Previous research has shown music to be a powerful tool in shaping mood, memory, and perspective. Yet many neuroscientists consider music to be too abstract and therefore incapable of providing the concrete details that assist in real-world processing. Sam Briggs ’12 hopes to challenge this perspective with his summer research. Briggs will work with Assistant Professor of Psychology Jeremy Skipper to examine some effects of music for his project, “Re-singing.”
Briggs, a psychology major with a philosophy minor, first started modeling the “Re-Singing” study in a series of papers for the course Language Action and the Brain with Skipper. He found the topic to be fascinating and decided to continue exploring it over the summer. Briggs plans to extend his current project into his senior thesis and perhaps in his work after college.
Most neuroscientists believe that music itself is merely “abstract stimuli” and so it cannot hold any specific meaning to the listener. For this reason, music is rarely studied in connection with language and other processing modalities. Briggs hopes to find evidence for the theory that music can indeed hold meaningful information and this meaning can affect how an individual performs on future tasks.
In this context, meaning refers to a specific, unambiguous message. A sentence, for example, holds explicit meaning, but a piece of instrumental music cannot possibly communicate such a clear-cut message at first listen.
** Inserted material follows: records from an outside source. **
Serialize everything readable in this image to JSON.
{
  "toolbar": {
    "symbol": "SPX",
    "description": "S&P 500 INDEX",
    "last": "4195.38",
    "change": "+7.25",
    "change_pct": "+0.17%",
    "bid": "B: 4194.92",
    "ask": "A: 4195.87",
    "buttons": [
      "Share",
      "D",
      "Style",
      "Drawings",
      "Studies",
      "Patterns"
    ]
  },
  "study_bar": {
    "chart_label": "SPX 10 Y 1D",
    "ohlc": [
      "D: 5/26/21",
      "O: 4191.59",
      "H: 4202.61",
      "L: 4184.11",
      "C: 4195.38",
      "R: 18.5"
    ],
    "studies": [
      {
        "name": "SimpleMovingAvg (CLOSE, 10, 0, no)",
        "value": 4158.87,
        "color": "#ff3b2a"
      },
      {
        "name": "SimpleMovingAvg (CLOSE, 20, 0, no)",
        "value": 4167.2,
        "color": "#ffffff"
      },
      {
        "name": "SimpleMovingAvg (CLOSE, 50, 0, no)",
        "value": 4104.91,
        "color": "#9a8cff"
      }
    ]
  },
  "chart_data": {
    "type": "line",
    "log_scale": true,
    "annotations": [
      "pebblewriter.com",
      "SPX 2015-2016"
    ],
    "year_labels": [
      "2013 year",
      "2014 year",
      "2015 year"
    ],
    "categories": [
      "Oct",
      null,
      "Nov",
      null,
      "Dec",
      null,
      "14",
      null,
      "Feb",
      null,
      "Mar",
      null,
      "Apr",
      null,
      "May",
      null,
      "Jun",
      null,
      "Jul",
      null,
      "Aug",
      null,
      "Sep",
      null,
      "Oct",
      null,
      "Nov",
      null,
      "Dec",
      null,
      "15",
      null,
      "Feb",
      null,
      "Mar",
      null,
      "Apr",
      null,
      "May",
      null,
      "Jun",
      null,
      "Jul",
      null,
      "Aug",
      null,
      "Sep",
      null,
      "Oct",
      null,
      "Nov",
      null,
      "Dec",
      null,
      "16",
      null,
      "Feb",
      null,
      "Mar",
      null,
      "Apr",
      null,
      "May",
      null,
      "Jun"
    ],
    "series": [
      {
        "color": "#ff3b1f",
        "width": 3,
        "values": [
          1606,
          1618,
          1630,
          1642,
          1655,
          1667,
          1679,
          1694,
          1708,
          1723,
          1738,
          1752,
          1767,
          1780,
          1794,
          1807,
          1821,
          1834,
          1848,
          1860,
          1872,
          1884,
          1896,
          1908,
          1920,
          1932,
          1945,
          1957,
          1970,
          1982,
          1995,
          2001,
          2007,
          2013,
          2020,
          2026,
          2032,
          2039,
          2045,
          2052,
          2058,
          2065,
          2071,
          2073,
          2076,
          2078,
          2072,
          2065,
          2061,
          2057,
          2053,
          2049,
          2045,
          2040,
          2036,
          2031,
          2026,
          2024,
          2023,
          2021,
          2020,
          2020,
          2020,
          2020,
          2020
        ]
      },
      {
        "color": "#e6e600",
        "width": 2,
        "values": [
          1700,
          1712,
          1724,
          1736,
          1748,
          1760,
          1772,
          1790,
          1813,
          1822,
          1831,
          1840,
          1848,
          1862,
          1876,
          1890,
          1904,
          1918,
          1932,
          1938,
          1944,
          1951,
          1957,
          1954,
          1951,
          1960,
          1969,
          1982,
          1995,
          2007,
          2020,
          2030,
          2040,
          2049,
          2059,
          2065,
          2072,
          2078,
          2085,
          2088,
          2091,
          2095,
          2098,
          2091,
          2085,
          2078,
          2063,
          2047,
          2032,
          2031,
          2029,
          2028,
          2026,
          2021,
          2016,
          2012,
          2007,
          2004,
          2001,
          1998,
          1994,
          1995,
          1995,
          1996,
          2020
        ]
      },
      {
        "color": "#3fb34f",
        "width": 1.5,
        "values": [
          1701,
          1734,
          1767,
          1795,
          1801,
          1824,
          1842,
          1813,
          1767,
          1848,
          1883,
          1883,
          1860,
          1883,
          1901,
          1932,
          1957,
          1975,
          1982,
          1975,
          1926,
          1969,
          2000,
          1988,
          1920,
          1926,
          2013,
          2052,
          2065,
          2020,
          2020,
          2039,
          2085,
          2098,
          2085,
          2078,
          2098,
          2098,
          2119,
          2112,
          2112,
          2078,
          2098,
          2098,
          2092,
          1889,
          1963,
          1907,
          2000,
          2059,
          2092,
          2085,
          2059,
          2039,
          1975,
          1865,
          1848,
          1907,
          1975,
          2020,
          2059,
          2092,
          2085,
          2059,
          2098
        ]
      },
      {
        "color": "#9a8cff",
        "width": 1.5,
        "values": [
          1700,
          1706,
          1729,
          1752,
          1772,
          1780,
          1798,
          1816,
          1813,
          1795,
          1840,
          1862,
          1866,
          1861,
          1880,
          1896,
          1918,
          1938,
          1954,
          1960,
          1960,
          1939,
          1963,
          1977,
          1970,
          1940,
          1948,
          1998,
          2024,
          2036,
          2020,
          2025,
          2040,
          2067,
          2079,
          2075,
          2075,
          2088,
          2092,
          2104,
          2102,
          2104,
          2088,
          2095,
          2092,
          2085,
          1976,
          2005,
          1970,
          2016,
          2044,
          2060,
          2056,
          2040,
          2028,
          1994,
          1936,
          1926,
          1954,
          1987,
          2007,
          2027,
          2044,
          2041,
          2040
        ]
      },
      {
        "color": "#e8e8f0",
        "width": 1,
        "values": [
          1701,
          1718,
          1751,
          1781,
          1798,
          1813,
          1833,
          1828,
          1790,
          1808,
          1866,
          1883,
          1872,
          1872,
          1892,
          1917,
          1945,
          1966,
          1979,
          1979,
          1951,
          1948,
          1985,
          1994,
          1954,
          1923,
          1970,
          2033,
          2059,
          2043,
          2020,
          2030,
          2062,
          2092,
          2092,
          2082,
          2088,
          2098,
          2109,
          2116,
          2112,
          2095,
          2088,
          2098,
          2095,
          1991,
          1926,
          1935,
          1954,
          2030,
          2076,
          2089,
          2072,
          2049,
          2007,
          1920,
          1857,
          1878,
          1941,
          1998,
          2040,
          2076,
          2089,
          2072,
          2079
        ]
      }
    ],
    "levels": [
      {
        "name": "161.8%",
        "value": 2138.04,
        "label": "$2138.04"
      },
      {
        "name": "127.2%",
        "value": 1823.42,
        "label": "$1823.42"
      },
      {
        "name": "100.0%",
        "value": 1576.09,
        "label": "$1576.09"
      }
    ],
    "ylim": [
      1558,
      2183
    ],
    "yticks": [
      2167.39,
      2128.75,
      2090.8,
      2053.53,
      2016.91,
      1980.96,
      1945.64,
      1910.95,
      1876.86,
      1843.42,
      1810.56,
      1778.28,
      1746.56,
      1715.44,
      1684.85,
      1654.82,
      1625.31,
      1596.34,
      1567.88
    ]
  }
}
For his initial experiment, Briggs will accompany a segment of meaningful language with a meaningless piece of music, and then examine whether or not the music alone triggers an association in subjects that affects their future behavior.
Brain activity will be monitored using EEG. The machine works via a network of electrodes on the participant’s scalp that measure brain activity in different regions. Briggs hopes to use fMRI later this summer to scan participants’ brain activity as they participate in his experiments. He also has a passion for Clinical Psychology and ultimately hopes that his results can benefit and advance the practice of music therapy.
This summer, Briggs is also assisting with a few of Professor Skipper’s other projects, funded by an NIH grant Skipper recently received. Briggs has enjoyed meeting and working with his lab mates, and he looks forward to the opportunity to focus on his project for the next few weeks.
Briggs has always been very interested in music, but has never had a chance to thoroughly pursue it because of a concentration in the sciences. Instead, he satisfies his love of music as general manager of Hamilton’s radio station WHCL, by producing his own music, and as a member of a band. He is also chair of the Campus Activities Board, a contributor to IMF and Media Board, and is currently interning for ITS by specializing in multimedia and digital technology.
Eventually, Briggs hopes to publish his work to shed light on the way that music is used culturally and how it affects the listener neurophysiologically. Even though most people would claim to have some personal connection to music, its perceived importance to human neuroscience is minimal, and Briggs wishes to expand this area.
Briggs is a graduate of Berwick Academy in South Berwick, Maine.